Not far from here about 30 miles was a garment factory in the 50's. I can remember my Grandmother going to this factory and walking in a back door. She would come out with a big box of fabric scraps. The fabric that was cut off of the bolts and the patterns were cut out had scraps they couldn't use. They would cut layers and layers at a time and she would buy the fabric by the pound and use it for quilting. I have a quilt top she used the fabrics in to make the pieces she used in this quilt. It cost her next to nothing to get this fabric and she made quilts for all of us when we were kids. She didn't use garments that were worn for her quilts, but instead went to the garment factory and got scraps from new fabric. This was all when fabric was only 36inches wide when new. When I was going through this resale shop I remembered going to this garment factory and also the button factory I had heard about when I was growing up. Another factory I remembered in this area was a Freeman Shoe Factory. You went by the factory in the hot summer and you smelled the shoe leather and the polish that was put onto the shoes when they were completed. Times gone by and things have changed so much you don't see the sights and sounds of the old days.

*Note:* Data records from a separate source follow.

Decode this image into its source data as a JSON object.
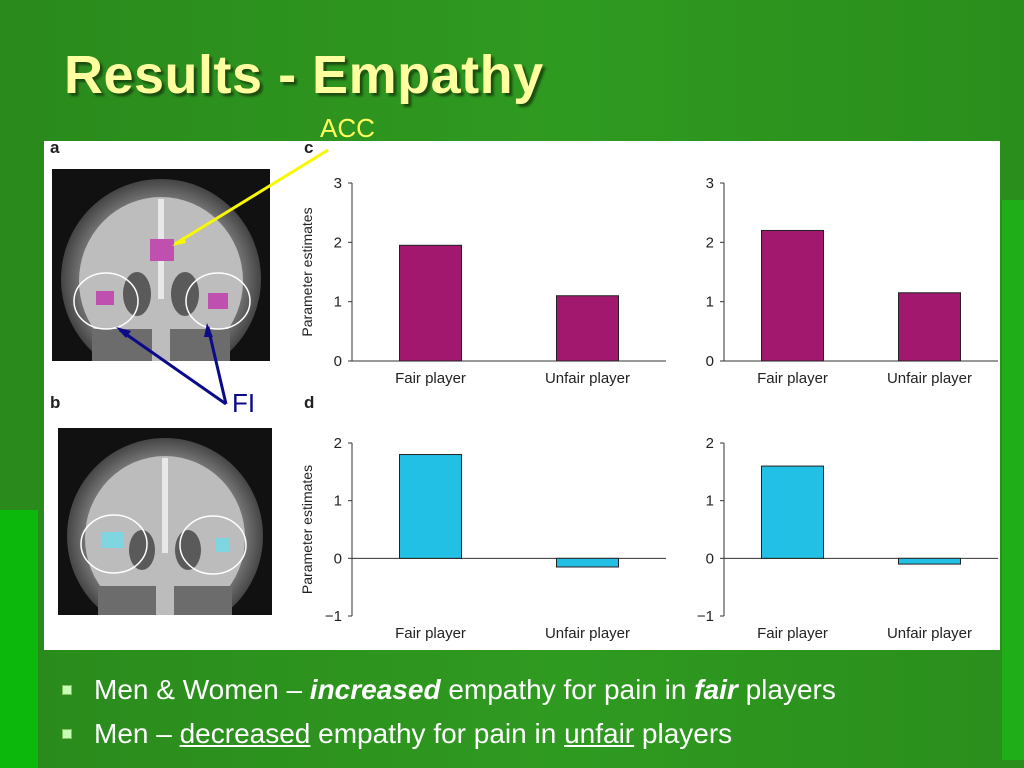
{
  "slide": {
    "title": "Results - Empathy"
  },
  "figure": {
    "panel_labels": {
      "a": "a",
      "b": "b",
      "c": "c",
      "d": "d"
    },
    "callouts": {
      "acc": "ACC",
      "fi": "FI"
    }
  },
  "chart_data": [
    {
      "type": "bar",
      "panel": "c-left",
      "categories": [
        "Fair player",
        "Unfair player"
      ],
      "values": [
        1.95,
        1.1
      ],
      "ylabel": "Parameter estimates",
      "ylim": [
        0,
        3
      ],
      "yticks": [
        0,
        1,
        2,
        3
      ],
      "color": "#a2186f"
    },
    {
      "type": "bar",
      "panel": "c-right",
      "categories": [
        "Fair player",
        "Unfair player"
      ],
      "values": [
        2.2,
        1.15
      ],
      "ylabel": "",
      "ylim": [
        0,
        3
      ],
      "yticks": [
        0,
        1,
        2,
        3
      ],
      "color": "#a2186f"
    },
    {
      "type": "bar",
      "panel": "d-left",
      "categories": [
        "Fair player",
        "Unfair player"
      ],
      "values": [
        1.8,
        -0.15
      ],
      "ylabel": "Parameter estimates",
      "ylim": [
        -1,
        2
      ],
      "yticks": [
        -1,
        0,
        1,
        2
      ],
      "color": "#23c0e6"
    },
    {
      "type": "bar",
      "panel": "d-right",
      "categories": [
        "Fair player",
        "Unfair player"
      ],
      "values": [
        1.6,
        -0.1
      ],
      "ylabel": "",
      "ylim": [
        -1,
        2
      ],
      "yticks": [
        -1,
        0,
        1,
        2
      ],
      "color": "#23c0e6"
    }
  ],
  "bullets": [
    {
      "t1": "Men & Women – ",
      "t2": "increased",
      "t3": " empathy for pain in ",
      "t4": "fair",
      "t5": " players"
    },
    {
      "t1": "Men – ",
      "t2": "decreased",
      "t3": " empathy for pain in ",
      "t4": "unfair",
      "t5": " players"
    }
  ]
}
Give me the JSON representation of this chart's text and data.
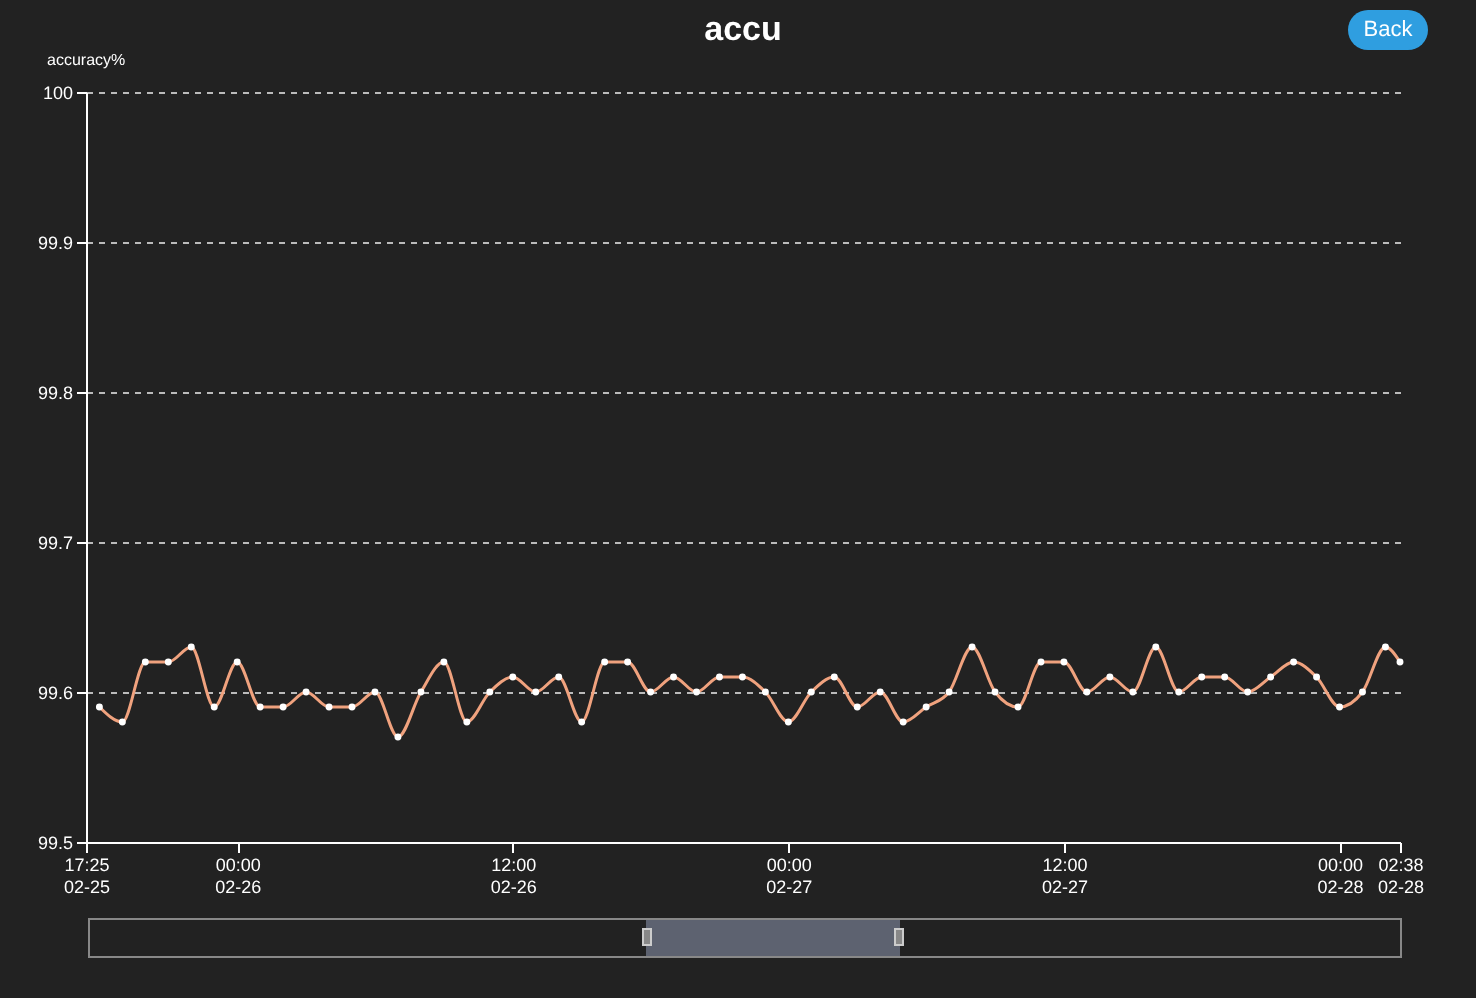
{
  "chart_data": {
    "type": "line",
    "title": "accu",
    "ylabel": "accuracy%",
    "annotations": [
      "Back"
    ],
    "x": [
      "--02-25T18:00",
      "--02-25T19:00",
      "--02-25T20:00",
      "--02-25T21:00",
      "--02-25T22:00",
      "--02-25T23:00",
      "--02-26T00:00",
      "--02-26T01:00",
      "--02-26T02:00",
      "--02-26T03:00",
      "--02-26T04:00",
      "--02-26T05:00",
      "--02-26T06:00",
      "--02-26T07:00",
      "--02-26T08:00",
      "--02-26T09:00",
      "--02-26T10:00",
      "--02-26T11:00",
      "--02-26T12:00",
      "--02-26T13:00",
      "--02-26T14:00",
      "--02-26T15:00",
      "--02-26T16:00",
      "--02-26T17:00",
      "--02-26T18:00",
      "--02-26T19:00",
      "--02-26T20:00",
      "--02-26T21:00",
      "--02-26T22:00",
      "--02-26T23:00",
      "--02-27T00:00",
      "--02-27T01:00",
      "--02-27T02:00",
      "--02-27T03:00",
      "--02-27T04:00",
      "--02-27T05:00",
      "--02-27T06:00",
      "--02-27T07:00",
      "--02-27T08:00",
      "--02-27T09:00",
      "--02-27T10:00",
      "--02-27T11:00",
      "--02-27T12:00",
      "--02-27T13:00",
      "--02-27T14:00",
      "--02-27T15:00",
      "--02-27T16:00",
      "--02-27T17:00",
      "--02-27T18:00",
      "--02-27T19:00",
      "--02-27T20:00",
      "--02-27T21:00",
      "--02-27T22:00",
      "--02-27T23:00",
      "--02-28T00:00",
      "--02-28T01:00",
      "--02-28T02:00",
      "--02-28T02:38"
    ],
    "series": [
      {
        "color": "#f0a27e",
        "values": [
          99.59,
          99.58,
          99.62,
          99.62,
          99.63,
          99.59,
          99.62,
          99.59,
          99.59,
          99.6,
          99.59,
          99.59,
          99.6,
          99.57,
          99.6,
          99.62,
          99.58,
          99.6,
          99.61,
          99.6,
          99.61,
          99.58,
          99.62,
          99.62,
          99.6,
          99.61,
          99.6,
          99.61,
          99.61,
          99.6,
          99.58,
          99.6,
          99.61,
          99.59,
          99.6,
          99.58,
          99.59,
          99.6,
          99.63,
          99.6,
          99.59,
          99.62,
          99.62,
          99.6,
          99.61,
          99.6,
          99.63,
          99.6,
          99.61,
          99.61,
          99.6,
          99.61,
          99.62,
          99.61,
          99.59,
          99.6,
          99.63,
          99.62
        ]
      }
    ],
    "xlim": [
      "--02-25T17:25",
      "--02-28T02:38"
    ],
    "xticks": [
      {
        "value": "--02-25T17:25",
        "label": "17:25\n02-25"
      },
      {
        "value": "--02-26T00:00",
        "label": "00:00\n02-26"
      },
      {
        "value": "--02-26T12:00",
        "label": "12:00\n02-26"
      },
      {
        "value": "--02-27T00:00",
        "label": "00:00\n02-27"
      },
      {
        "value": "--02-27T12:00",
        "label": "12:00\n02-27"
      },
      {
        "value": "--02-28T00:00",
        "label": "00:00\n02-28"
      },
      {
        "value": "--02-28T02:38",
        "label": "02:38\n02-28"
      }
    ],
    "ylim": [
      99.5,
      100
    ],
    "yticks": [
      99.5,
      99.6,
      99.7,
      99.8,
      99.9,
      100
    ],
    "grid": "y",
    "marker": "circle",
    "line_style": "solid",
    "legend": false
  }
}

Chris
Wednesday, May 12, 2010
Nothing planned for today
Today is Wednesday and I have nothing planned other than to do as I please today. The weather is gray and more rain to come. I went to a antique and used furniture store in my home town the other day. I saw many neat ideas and some beautiful used furniture. This store sets the furniture up into small room like settings. There were dolls, pictures and furniture and also piles of fabric. As I looked farther I found eyelet lace. I make doll clothing and also childrens clothing and it comes in handy to have it so when you sew early in the morning you can embellish something without waiting until the stores open. Each of these larger bolts were only $2 and the smaller was $1.50. If I went to the fabric store we would be looking at about $20 of eyelet. Didn't get a chance to look for buttons. A lot of times they are in Mason Jars and it is fun to go through a jar of old buttons. I did that a lot as a kid. My Grandmothers both sewed and they had jar after jar of buttons. We live on a bank of a river and about 6 miles up stream there was a button factory. They used the shells to make buttons that were sold in the stores. Sometimes as a kid you could find a shell with a button shape cut out of it. The shell wasn't right for more buttons so was discarded.